I often feel like I'm sitting on the fence of the Kingdom of God, not knowing if I
want in or out. As I was walking to work one morning last week, I was thinking
about this, and was reminded of dogs (but I think about dogs a lot too, so
that's no surprise).
I remember seeing a funny t-shirt in a catalogue as a kid
that depicted a to-do list for the day:
-let dog
in
-let dog
out
-let dog
in
-let dog
out
-let dog
in
-let dog
out
Ad
nausaeum…
Dog goes
out to pee, then comes back in, then sees squirrel outside, then hears you
unwrapping cheese, then hears the neighbour's dog barking, then smells you
starting to make dinner, then has to go out and chase the letter carrier, then
needs to come in and be enough of a suck to get a treat from you as recompense
for scaring away the bad guy…
Dogs
think they know what they want in the moment, and to a certain extent, we do
too.
I want to
be in a relationship with a God who loves me unconditionally, but find myself
yo-yo-ing back and forth between that state of being and another one that makes
me want to get as far away as possible because I know that I can't conquer my
own human nature which says that I deserve utter desolation, hopelessness, and
loneliness.
The good
news is that through Christ, that brokenness is overcome. God isn't some irate
dog owner who lets us bark and whine outside the door of his house because he's
frustrated, or lazy, or preoccupied.
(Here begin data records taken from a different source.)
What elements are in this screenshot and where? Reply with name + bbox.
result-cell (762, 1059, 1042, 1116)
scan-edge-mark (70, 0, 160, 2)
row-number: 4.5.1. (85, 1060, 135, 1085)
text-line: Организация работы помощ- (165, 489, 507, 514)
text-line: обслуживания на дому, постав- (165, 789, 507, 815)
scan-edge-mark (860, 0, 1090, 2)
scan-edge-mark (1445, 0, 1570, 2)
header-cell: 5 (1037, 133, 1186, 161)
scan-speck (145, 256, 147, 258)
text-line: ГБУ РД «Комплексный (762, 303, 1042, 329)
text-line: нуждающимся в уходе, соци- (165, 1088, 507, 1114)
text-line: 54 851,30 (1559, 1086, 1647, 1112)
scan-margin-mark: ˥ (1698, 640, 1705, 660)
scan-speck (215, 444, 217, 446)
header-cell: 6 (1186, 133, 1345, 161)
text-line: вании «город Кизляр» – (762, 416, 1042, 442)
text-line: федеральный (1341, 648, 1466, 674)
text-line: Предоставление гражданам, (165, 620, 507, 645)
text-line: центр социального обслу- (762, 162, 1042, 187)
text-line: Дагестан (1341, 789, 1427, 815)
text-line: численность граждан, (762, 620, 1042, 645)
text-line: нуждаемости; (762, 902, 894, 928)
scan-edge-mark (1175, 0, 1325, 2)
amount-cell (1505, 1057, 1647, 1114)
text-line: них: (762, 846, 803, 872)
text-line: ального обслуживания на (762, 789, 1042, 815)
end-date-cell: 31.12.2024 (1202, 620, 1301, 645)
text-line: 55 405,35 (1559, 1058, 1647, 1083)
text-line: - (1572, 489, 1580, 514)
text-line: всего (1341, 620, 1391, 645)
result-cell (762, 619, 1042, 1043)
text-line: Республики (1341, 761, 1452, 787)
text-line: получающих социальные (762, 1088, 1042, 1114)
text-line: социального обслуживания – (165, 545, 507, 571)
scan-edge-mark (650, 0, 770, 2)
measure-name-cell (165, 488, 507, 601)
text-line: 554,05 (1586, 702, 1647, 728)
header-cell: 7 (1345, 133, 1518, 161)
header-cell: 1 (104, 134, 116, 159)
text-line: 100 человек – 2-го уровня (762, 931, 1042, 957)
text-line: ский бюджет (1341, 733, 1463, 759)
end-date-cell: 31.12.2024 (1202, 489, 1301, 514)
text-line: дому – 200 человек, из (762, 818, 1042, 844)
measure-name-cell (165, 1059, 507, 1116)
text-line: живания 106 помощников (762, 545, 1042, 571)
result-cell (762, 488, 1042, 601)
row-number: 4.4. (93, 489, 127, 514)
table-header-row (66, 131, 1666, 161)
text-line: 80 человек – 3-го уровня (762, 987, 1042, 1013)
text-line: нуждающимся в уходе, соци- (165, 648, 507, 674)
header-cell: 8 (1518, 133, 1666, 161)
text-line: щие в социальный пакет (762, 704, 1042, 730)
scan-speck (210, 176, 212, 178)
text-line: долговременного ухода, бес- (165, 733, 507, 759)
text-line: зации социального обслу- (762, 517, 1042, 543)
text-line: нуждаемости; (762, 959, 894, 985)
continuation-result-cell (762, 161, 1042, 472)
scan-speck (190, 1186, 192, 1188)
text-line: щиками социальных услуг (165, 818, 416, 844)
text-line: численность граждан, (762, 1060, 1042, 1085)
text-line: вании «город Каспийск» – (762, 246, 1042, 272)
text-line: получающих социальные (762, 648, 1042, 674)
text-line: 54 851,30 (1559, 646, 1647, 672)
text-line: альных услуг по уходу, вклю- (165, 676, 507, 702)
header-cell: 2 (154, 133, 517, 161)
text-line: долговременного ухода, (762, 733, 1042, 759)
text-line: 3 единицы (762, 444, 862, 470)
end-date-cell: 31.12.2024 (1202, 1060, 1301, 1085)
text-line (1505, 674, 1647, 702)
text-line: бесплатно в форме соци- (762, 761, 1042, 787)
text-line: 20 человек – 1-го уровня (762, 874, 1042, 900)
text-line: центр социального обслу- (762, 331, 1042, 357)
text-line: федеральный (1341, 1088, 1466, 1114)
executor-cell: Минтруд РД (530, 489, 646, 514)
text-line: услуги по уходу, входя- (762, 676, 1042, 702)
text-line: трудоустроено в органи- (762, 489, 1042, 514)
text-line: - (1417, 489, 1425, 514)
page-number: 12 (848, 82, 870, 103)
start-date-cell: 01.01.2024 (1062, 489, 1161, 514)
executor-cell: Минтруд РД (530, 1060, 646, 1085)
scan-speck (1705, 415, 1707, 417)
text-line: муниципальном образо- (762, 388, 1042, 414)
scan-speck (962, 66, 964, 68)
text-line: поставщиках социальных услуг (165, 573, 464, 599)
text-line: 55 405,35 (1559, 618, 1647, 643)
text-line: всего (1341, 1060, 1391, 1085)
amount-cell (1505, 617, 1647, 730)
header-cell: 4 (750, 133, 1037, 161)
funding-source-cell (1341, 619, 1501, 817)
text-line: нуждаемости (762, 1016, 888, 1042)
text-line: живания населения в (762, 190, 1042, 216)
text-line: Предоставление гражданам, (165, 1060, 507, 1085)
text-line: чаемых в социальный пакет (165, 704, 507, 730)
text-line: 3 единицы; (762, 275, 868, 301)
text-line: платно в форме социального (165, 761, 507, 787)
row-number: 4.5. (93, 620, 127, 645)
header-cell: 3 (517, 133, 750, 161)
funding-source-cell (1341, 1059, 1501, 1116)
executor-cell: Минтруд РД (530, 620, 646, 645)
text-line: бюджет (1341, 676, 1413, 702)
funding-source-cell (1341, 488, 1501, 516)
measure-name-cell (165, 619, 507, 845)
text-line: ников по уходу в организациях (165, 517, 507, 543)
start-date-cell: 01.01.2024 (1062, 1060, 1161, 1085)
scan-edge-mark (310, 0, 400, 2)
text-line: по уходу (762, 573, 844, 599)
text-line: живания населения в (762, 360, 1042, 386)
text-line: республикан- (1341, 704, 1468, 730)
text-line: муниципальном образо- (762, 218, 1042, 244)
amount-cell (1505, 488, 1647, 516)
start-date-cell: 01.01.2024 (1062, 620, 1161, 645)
Even though we willingly left that house
on a whim to chase after some transient and fleeting thing, and realized it
wasn't as good as the paradise we had inside the warm shelter of the house, and
maybe even got sprayed by a skunk or something to boot, just as another
reminder of our vulnerability, he will never make us wait longer than it takes us to realize where we really want to be. He's good, and shows a deeper unconditional
love for us, and joy in our decision to choose him even than any dog as their
owner comes home from a long day at the office, or a few weeks' vacation.
Sometimes
it takes a bit of wandering around alone outside before I realize it, but I
want that. I think as humans we yearn for that sense of belonging and love. We
just need to remember that it's there.